O verdadeiro avanço veio da análise dos isótopos de estrôncio e chumbo. O estrôncio indicou onde cresceu a alimentação do animal, enquanto o chumbo, proveniente de antigas rochas paleozoicas, ofereceu uma assinatura química que só podia corresponder a certas regiões. A combinação destes elementos exclui grande parte do sudeste inglês e aponta para o País de Gales, embora regiões como o Distrito dos Lagos e a Escócia apresentem rochas semelhantes. Uma coisa é certa: esta vaca não cresceu na Planície de Salisbury.
“Ela deve ter pastado em rochas mais antigas e, dado que é Stonehenge, a conclusão óbvia é que o País de Gales é a provável origem da vida inicial da vaca”, afirmou a professora Jane Evans, do British Geological Survey, ao jornal The Guardian.
Se esta teoria estiver correta, a vaca — ou pelo menos os seus restos — percorreu mais de 160 quilómetros na Grã-Bretanha Neolítica. E não viajou sozinha. As pedras azuis de Stonehenge, algumas com mais de quatro toneladas, são provenientes de pedreiras no País de Gales, mas ninguém sabia como foram transportadas. A análise da vaca sugere que o gado pode ter desempenhado um papel nesta logística.
O professor Michael Parker Pearson, coautor do estudo, considera as evidências “convincente[s]”, levantando a possibilidade de que o gado tenha ajudado a transportar as pedras. Até recentemente, presumia-se que bovinos não eram usados como animais de carga naquele período. Mas novos estudos indicam o contrário, incluindo marcas nos ossos compatíveis com a sustentação de peso. A localização do cadáver da vaca, enterrado cuidadosamente na entrada cerimonial de Stonehenge, reforça a ideia de que o animal tinha um papel especial, e não apenas alimentar.

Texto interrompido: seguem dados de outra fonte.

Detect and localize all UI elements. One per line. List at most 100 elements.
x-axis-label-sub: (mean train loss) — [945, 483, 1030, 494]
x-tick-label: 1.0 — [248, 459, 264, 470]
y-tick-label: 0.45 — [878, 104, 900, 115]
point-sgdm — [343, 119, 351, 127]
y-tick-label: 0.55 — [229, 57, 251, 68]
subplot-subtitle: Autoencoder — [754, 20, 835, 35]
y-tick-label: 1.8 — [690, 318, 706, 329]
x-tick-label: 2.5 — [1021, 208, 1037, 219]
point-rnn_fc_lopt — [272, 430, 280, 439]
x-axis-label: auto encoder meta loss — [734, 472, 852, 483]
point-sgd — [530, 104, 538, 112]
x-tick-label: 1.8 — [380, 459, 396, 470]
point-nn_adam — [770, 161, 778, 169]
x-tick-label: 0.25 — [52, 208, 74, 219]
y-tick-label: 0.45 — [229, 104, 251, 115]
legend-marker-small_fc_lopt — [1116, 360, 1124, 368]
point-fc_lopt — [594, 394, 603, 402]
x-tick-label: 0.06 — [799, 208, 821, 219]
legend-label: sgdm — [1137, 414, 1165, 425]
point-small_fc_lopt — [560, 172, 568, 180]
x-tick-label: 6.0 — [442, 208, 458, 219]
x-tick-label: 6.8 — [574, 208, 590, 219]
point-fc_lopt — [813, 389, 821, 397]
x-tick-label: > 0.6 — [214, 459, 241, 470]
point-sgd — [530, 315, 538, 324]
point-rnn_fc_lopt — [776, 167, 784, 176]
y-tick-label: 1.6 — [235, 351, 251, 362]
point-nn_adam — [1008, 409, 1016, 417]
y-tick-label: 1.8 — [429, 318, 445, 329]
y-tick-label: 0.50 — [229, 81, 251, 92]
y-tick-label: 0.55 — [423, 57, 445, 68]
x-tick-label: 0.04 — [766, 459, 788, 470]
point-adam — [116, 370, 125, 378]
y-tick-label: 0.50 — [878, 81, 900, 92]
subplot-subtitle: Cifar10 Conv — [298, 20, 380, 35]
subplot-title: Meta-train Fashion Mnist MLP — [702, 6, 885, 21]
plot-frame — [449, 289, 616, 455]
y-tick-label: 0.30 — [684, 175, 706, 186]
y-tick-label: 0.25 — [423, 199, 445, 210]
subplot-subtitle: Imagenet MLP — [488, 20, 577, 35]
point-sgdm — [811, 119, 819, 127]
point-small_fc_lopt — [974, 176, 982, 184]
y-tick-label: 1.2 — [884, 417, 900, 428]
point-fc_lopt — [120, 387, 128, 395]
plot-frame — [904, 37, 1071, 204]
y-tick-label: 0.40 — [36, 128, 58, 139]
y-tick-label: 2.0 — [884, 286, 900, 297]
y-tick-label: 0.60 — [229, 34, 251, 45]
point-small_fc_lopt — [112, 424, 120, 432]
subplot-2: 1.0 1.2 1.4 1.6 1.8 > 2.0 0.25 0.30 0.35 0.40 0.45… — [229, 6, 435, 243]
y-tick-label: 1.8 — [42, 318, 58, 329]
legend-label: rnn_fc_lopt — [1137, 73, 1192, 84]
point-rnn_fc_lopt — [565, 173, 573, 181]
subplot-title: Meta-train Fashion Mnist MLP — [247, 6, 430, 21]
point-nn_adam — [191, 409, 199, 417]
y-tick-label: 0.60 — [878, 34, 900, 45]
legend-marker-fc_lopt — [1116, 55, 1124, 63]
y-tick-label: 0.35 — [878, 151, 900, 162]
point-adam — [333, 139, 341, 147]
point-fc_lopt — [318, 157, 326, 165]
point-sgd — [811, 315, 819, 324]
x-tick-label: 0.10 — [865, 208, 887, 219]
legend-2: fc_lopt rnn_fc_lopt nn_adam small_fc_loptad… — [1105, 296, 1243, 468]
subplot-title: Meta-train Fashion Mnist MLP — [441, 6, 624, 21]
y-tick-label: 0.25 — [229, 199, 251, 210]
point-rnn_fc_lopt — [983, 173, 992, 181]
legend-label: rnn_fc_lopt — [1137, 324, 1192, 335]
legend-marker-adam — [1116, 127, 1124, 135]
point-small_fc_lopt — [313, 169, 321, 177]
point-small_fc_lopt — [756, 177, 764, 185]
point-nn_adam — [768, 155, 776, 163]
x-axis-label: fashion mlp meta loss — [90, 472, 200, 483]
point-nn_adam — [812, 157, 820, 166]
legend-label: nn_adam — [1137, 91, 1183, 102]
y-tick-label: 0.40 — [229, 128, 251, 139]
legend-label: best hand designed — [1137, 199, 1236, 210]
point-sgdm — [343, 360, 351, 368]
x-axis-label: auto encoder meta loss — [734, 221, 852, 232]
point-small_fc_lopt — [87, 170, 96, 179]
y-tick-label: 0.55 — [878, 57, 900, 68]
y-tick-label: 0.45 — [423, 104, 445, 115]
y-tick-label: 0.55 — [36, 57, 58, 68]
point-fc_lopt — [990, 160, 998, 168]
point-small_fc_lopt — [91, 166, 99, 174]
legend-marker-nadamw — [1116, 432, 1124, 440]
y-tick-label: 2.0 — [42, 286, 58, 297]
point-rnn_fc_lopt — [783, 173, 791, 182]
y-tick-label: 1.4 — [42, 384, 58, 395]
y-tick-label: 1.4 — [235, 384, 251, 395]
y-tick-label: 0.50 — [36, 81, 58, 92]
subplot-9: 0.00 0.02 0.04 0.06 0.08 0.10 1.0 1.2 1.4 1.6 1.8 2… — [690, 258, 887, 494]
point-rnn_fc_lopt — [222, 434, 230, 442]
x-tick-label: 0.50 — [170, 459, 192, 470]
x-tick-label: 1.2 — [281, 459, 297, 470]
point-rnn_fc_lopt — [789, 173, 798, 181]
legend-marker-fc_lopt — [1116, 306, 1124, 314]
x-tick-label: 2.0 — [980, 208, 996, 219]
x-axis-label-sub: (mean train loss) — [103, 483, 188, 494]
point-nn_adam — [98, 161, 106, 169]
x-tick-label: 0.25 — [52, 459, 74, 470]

“Se está a arrastar pedras do tamanho de um micro-ônibus do País de Gales para Wiltshire, precisa de mais do que força — precisa de coordenação logística, de alimentar pessoas e animais”, explica Evans.
O dente revelou ainda que a vaca provavelmente era fêmea. Durante a gestação ou lactação, as vacas liberam chumbo dos ossos para os dentes em desenvolvimento, criando picos químicos distintos. Uma análise por peptídeos confirmou o sexo do animal, oferecendo uma nova perspetiva biográfica da sua vida.
Outro detalhe surpreendente é que a vaca terá morrido anos antes de ser enterrada em Stonehenge. Datações por radiocarbono sugerem que os restos podem ter sido preservados durante décadas, ou até séculos. A colocação deliberada da mandíbula junto à entrada do monumento indica que o animal tinha um significado ritual.
O transporte das pedras azuis das Colinas Preseli até Stonehenge exigiu animais fortes, alimentos e coordenação humana. Escavações revelaram plataformas artificiais de pedra e terra, e arqueólogos acreditam que cordas e alavancas foram utilizadas.
“Um pedaço de dente de vaca contou-nos uma história extraordinária. À medida que surgem novas ferramentas científicas, esperamos descobrir ainda mais sobre esta longa viagem”, concluiu Evans.
As descobertas foram publicadas no Journal of Archaeological Science.